As long as we’re talking about enjoying kids movies…The Lego Movie. This was a movie I really had no interest in seeing. I love kids movies—Disney movies, good Dreamworks movies, The Sandlot. But those movies are entertaining for adults. They have good stories, great punch lines, and catchy songs. Based on previews and other advertising, The Lego Movie seemed to be one of those films that really is only for kids, like Disney’s Planes or the Tinker Bell movies. Not funny if you don’t have the sense of humor of a five year old, nothing creative or original, just a generic film to keep your kid occupied for an hour and a half. But over the Fourth of July weekend, my brothers kept insisting that it was actually was entertaining for adults too, so we watched it. And it wasn’t the first time I had to eat my words. It was actually pretty good.
If you’re a completely serious, no-fun intellectual snob, then you aren’t going to like this movie. But if you appreciate a corny joke, a variety of characters, and a deep metaphorical theme form out of nowhere, then you will enjoy The Lego Movie.
The movie is about Emmet, a regular construction worker Lego. There’s nothing special about Emmet. He tries very hard to fit in, following all of the instructions and leading a normal life. Then his life gets turned upside down when a red object—the piece of resistance—gets stuck to his back. Now he’s supposed to be ‘the special’, the Lego who is supposed to save the world. Caught up with an edgy Lego chick named Wyldstyle, wise old Vitruvius, a unicorn/cat, Batman, and a 1980’s astronaut Lego, he must try to prevent President Business form destroying the world with the Kraggle.
The movie is well balanced with jokes aimed at nine year olds and jokes aimed at adults. It also has a song that will not leave your head for days, “Everything is Awesome.” But underneath the childishness of the film lies a deeper, and very important, message.
Vitruvius (Morgan Freeman) speaks a prophecy about ‘the special’ at the beginning of the film, but at the end you find out that he made it up. Destiny has not chosen Emmet as the special, but rather, he must decide for himself that he is special and he can save the world. Like many kids movies, The Lego Movie is about finding what makes you special, being true to yourself, and succeeding with the help of your friends.

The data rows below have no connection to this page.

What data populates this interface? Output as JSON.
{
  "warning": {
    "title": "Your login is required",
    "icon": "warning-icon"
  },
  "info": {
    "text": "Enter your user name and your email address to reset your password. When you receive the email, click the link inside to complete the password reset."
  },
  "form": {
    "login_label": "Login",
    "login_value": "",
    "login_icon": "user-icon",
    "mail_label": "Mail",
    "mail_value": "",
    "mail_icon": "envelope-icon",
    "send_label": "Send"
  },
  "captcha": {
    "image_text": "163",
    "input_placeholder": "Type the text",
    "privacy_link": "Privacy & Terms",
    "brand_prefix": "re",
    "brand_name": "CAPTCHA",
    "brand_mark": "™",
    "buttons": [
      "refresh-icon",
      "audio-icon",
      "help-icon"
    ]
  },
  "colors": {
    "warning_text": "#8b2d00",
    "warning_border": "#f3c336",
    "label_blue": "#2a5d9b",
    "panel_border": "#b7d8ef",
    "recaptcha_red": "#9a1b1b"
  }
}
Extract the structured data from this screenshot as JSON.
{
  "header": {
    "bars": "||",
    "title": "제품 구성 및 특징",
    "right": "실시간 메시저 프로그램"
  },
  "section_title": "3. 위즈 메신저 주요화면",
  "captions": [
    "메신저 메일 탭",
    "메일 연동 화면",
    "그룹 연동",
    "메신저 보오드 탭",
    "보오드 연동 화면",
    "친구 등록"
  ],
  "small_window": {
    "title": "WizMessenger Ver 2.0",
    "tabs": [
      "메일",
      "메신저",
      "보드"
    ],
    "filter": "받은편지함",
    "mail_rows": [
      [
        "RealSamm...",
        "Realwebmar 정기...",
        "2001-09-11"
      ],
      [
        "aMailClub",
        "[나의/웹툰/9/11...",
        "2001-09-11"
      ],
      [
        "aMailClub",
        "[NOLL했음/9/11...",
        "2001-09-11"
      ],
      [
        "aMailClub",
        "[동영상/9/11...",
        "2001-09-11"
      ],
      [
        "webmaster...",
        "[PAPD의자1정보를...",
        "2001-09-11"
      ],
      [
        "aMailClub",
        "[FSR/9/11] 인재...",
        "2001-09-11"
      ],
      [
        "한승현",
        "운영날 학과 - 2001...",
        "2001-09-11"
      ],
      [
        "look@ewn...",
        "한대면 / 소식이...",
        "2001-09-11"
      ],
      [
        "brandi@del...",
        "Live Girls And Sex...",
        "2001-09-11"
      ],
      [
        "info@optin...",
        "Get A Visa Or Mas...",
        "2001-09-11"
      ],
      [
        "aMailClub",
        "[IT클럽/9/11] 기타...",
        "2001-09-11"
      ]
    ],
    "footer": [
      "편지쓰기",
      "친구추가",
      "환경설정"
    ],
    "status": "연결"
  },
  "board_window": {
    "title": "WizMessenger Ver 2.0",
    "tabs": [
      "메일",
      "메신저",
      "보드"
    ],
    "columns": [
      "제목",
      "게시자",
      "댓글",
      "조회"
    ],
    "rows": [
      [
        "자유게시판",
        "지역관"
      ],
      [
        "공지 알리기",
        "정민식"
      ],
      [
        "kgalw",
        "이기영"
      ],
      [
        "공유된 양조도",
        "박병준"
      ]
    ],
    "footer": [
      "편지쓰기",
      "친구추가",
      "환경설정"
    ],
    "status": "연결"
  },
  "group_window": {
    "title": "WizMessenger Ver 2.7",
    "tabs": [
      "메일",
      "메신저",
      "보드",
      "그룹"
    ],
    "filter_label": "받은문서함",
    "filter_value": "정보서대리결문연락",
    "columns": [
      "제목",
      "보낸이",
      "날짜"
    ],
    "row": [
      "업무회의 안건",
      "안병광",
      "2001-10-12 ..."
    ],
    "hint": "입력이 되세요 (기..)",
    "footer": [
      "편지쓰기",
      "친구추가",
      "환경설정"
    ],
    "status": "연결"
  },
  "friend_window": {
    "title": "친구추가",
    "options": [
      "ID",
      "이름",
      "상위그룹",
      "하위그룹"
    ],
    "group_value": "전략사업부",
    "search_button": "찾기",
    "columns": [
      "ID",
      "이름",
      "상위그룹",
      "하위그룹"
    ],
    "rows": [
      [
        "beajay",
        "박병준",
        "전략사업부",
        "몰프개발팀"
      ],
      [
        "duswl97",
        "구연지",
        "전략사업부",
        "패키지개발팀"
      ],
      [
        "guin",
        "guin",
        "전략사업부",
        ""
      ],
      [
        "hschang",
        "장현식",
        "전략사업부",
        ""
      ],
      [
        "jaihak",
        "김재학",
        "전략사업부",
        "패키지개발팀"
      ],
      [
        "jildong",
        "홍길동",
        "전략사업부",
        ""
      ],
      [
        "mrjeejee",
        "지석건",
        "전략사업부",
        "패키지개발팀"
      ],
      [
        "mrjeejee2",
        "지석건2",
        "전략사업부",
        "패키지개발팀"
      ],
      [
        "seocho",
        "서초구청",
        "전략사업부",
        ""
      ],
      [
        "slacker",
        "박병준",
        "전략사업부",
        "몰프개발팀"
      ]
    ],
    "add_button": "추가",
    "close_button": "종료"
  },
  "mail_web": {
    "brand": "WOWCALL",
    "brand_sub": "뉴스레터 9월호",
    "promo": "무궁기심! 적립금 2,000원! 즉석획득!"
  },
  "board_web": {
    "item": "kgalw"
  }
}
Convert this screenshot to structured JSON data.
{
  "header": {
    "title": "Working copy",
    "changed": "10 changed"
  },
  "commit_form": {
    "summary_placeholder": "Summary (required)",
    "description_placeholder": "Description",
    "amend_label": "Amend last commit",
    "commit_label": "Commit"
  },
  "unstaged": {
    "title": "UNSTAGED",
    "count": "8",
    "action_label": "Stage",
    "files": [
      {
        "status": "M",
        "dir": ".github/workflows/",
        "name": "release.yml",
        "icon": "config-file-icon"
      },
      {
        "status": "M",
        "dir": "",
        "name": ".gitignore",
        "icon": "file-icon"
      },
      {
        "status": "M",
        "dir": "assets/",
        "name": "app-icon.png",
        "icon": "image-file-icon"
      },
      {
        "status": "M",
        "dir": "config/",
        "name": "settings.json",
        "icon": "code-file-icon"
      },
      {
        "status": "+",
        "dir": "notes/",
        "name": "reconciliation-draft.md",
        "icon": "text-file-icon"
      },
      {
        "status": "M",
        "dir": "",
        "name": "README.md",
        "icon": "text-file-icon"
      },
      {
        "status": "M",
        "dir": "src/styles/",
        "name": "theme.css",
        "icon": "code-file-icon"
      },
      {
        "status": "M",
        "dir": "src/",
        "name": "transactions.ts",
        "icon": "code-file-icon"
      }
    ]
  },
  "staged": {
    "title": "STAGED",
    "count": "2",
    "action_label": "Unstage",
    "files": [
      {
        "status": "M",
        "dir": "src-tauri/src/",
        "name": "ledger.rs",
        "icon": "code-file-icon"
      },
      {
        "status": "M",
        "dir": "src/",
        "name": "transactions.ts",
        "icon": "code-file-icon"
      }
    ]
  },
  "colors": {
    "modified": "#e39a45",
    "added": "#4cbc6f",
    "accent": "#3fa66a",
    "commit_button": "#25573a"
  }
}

But the surprise ending is that the Legos aren’t actually alive doing their thing. Well, they are, but only through the imagination of a child. A boy is playing with the Legos, and that is what is creating the movie. And while the Legos are fighting against President business to prevent him from using the Kraggle to destroy the world, the fight is much more realistic for the boy. President Business is his dad, and the Kraggle is the super glue his dad uses to glue all of the Legos in place so that they are a display and no longer a toy. The climax of the movie comes when Emmet confronts President Business and the boy confronts his father, and both conflicts resolve with the idea that everyone can be special, because being special is being yourself.
Much like Rise of the Guardians, The Lego Movie is about discovering who you are. Jack Frost needed to find his center, and Emmet needed to find out what made him special. But on top of that, both films are about the importance of childhood. Legos are toys. They’re meant to be played with, not set up as a display with “do not touch” signs posted everywhere. Playing is important, and it isn’t just for kids. The boy needs to play and create and grow, but so does his dad. The imagination of a child is an incredible thing. It can create the elaborate and creative story of The Lego Movie. As we grow older, we can’t let this imagination die. We have to keep playing and creating and seeing the world through the eyes of a child.